気がつくと、俺たちは20層の入口付近にいた。
「急いで地上に戻るでござんす!」
ハヤテの分身が合体し、元の一体に戻る。
その瞳が金色に変わっていることに俺は気づいたが、今はそれどころじゃなかった。
「ククル、ありがとう……」
俺が礼を言うと、彼女は少し弱々しく微笑んだ。
「テレポーテーションは疲れるけど……アスちゃんたちを守れてよかった」
俺たちは急いで海遊館ダンジョンの出口に向かった。
◇◇◇
地上に出ると、夕日が大阪の街を赤く染めていた。
だが、俺の心は夕日とは対照的に、重い雲に覆われたように暗かった。
ルビーの裏切り。
あの無邪気な笑顔の下に隠された冷酷な本性。
俺たちを『実験材料』としか見ていなかった事実。
信じることの難しさを、俺は改めて思い知らされた。
「……あの男との関係は?」
俺の問いに、ハヤテは少し躊躇った後、重い口調で答えた。
ハヤテの目はいつの間にか元に戻っていた。
……錯覚だったのだろうか。
「過去に一度、あの男と戦ったことがあるでござんす。

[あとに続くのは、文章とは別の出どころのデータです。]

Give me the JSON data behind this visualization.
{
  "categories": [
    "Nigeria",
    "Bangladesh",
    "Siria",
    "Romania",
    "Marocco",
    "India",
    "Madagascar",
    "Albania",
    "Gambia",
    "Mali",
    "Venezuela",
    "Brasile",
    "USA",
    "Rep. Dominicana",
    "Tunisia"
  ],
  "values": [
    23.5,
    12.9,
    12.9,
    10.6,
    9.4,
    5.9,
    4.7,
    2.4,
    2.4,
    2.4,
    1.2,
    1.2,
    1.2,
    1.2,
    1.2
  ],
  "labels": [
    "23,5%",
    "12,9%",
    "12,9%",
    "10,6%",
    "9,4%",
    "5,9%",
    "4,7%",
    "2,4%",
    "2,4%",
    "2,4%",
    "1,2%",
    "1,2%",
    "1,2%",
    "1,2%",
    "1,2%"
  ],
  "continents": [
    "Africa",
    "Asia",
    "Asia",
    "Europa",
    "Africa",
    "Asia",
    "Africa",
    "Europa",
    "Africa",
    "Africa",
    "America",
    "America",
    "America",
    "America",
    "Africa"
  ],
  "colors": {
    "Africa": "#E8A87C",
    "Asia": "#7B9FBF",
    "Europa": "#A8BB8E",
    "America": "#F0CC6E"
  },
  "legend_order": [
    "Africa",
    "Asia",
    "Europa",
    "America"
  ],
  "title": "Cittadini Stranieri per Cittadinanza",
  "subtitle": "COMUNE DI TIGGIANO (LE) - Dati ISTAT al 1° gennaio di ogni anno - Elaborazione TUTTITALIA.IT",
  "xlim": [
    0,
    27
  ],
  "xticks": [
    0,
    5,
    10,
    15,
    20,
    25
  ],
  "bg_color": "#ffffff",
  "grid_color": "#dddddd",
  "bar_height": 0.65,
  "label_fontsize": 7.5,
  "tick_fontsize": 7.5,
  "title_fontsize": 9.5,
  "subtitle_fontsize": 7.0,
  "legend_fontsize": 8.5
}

あの男は人を『実験材料』としか見ていない狂人でござんす」
ハヤテの拳が固く握られていた。
「あっしも、危うく『解剖台』の上に載せられるところでした」
その言葉に、俺は身震いした。
「でも、遥人って……」
「……詳しくは言えませんが、それがあっしの本名でござんす」
ハヤテの声に、深い疲労感が漂っていた。
「京都に戻るでござんす。時間がない。あと8日でスタンピードが始まる」
俺は拳を強く握りしめた。
ルビーの裏切り、ブラッドレターの登場、そしてハヤテの隠された過去——すべてが京都での最終決戦に向けて収束していく。
だが同時に、俺の中で何かが変わり始めていた。
裏切られることの痛み。信じることの難しさ。
それでも——ククルとハヤテは俺を守ってくれた。
本当の仲間は、まだ俺の側にいる。
影のヒーローとして、俺は必ずこの危機を乗り越えてみせる。
たとえどんな敵が待ち受けていようとも——。